By Mr. Kevin Stabinsky (IMCOM)June 12, 2009
The Army knows that realistic training is the best for properly preparing Soldiers for their duties, and have taken numerous steps to ensure that today's training truly replicates the modern battlefield. Now, with the arrival of a new piece of equipment, the firemen who serve these Soldiers and their families on Fort McPherson and Fort Gillem are also getting some of the most realistic fire prevention training.
The BullEx Fire Prevention and Life Safety Trailer is a state-of-the-art piece of equipment that replicates a kitchen and industrial type environment and fires that can be encountered there.
Within the trailer, trainees experience a realistic simulation of a fire that utilizes multiple human senses, said Roger Snell, Fort McPherson and Fort Gillem Chief of Fire Prevention. The presence of smoke, the sound of fire and electricity arcing, and the rapid increase in temperature all experienced in a controlled and safe environment within the trailer, he added.
"It puts a realistic touch on the basic senses," said Fort McPherson fire inspector Mark San Nicolas. "You hear the noise, feel the heat and smell the smoke. It runs the whole gambit."
The trailer run scenarios are a major improvement in the previous fire safety training and fire extinguisher training, Snell said.
"Before, we'd show a movie, show a presentation and then did some fire extinguisher training on a propane burner," Snell said.
Now in the trailer, which arrived two weeks ago, the experience is greatly enhanced, Snell explained.
"Its computer based electronics and lasers," he said.

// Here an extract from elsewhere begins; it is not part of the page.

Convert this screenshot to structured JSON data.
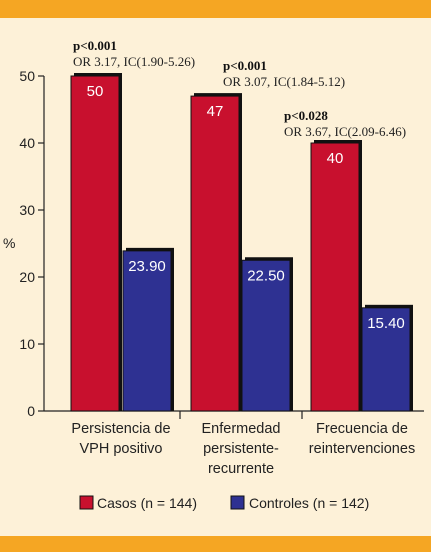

A fire is displayed on a computer light emitting diode and the extinguisher shoots a laser which can be picked up by a sensor in the LED. Successfully using the extinguisher blackens out the fire. However, doing so requires using proper techniques as well as dealing with rising temperatures and the presence of smoke.

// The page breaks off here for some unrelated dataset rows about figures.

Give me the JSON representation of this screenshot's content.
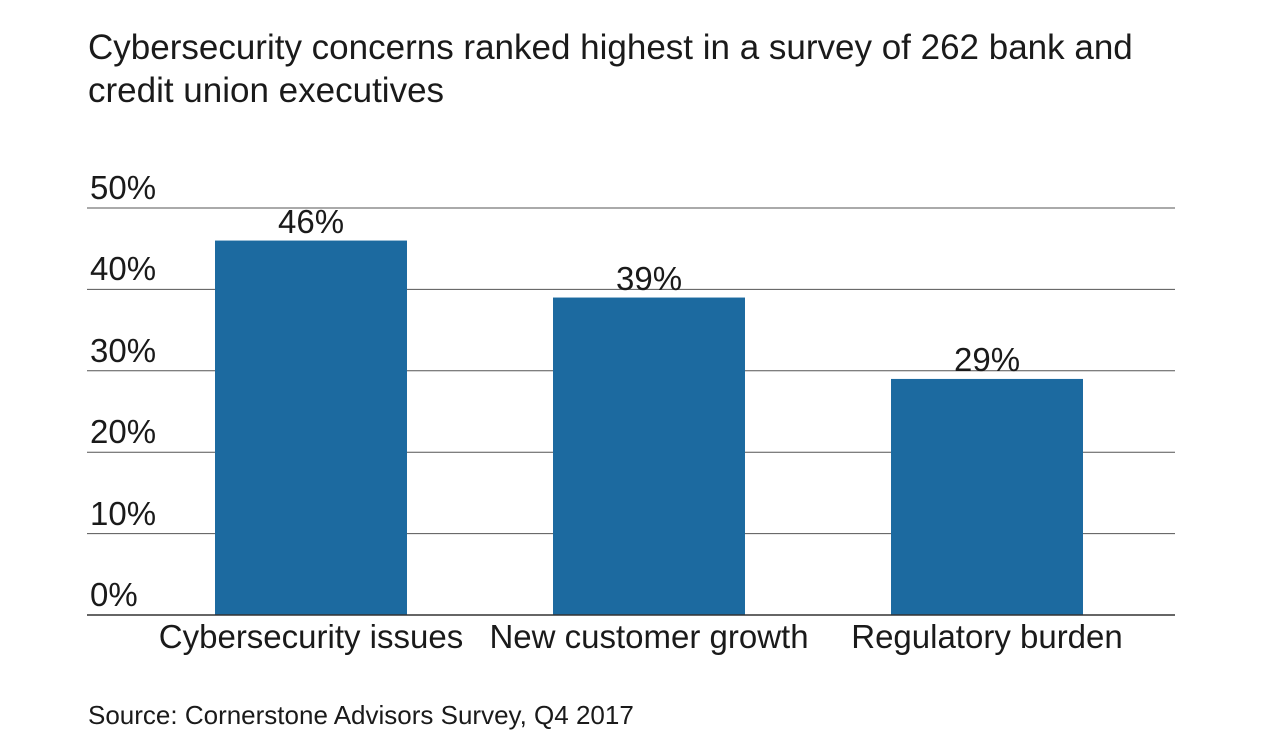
{
  "chart_data": {
    "type": "bar",
    "subtitle": "Cybersecurity concerns ranked highest in a survey of 262 bank and credit union executives",
    "categories": [
      "Cybersecurity issues",
      "New customer growth",
      "Regulatory burden"
    ],
    "values": [
      46,
      39,
      29
    ],
    "value_labels": [
      "46%",
      "39%",
      "29%"
    ],
    "color": "#1c6aa0",
    "ylim": [
      0,
      50
    ],
    "yticks": [
      {
        "value": 0,
        "label": "0%"
      },
      {
        "value": 10,
        "label": "10%"
      },
      {
        "value": 20,
        "label": "20%"
      },
      {
        "value": 30,
        "label": "30%"
      },
      {
        "value": 40,
        "label": "40%"
      },
      {
        "value": 50,
        "label": "50%"
      }
    ],
    "grid": true,
    "source": "Source: Cornerstone Advisors Survey, Q4 2017"
  }
}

"The smoke is mineral oil based, the same thing you'd find in a smoke machine," Snell said. Thus, it is non-toxic and safe for mostly everyone. Snell said the only people who may not be able to participate are those with severe asthmatic problems.
Learning what to do when encountering a fire is important because of the speed at which a fire can spread, San Nicolas said. According to the National Fire Protection Association, a house can be engulfed in flames in three minutes. San Nicolas added that most fires occur in the kitchen, one of the environments in the simulator, due to unattended cooking.
Learning to prevent damage before it spreads can save lives, resources and a lot of money for the Army.
"A DA report came out and said that fire damage (in the Army) came out to millions of dollars due to negligence," San Nicolas said.
Because it is required that people are trained yearly on the proper use of fire extinguishers, Snell said it is important that the trailer was purchased to enhance fire prevention skills.
"We'd like everyone to come out so we can show them the trailer and show them what to do to prevent fires," San Nicolas added.
Currently, a training schedule is being created to accommodate future training events to the community, Snell said.
"Probably the first big event will be the Army birthday (see page 7 for info on the Army birthday)," Snell said. "Soldiers, civilians and Family members are all encouraged to come and see it."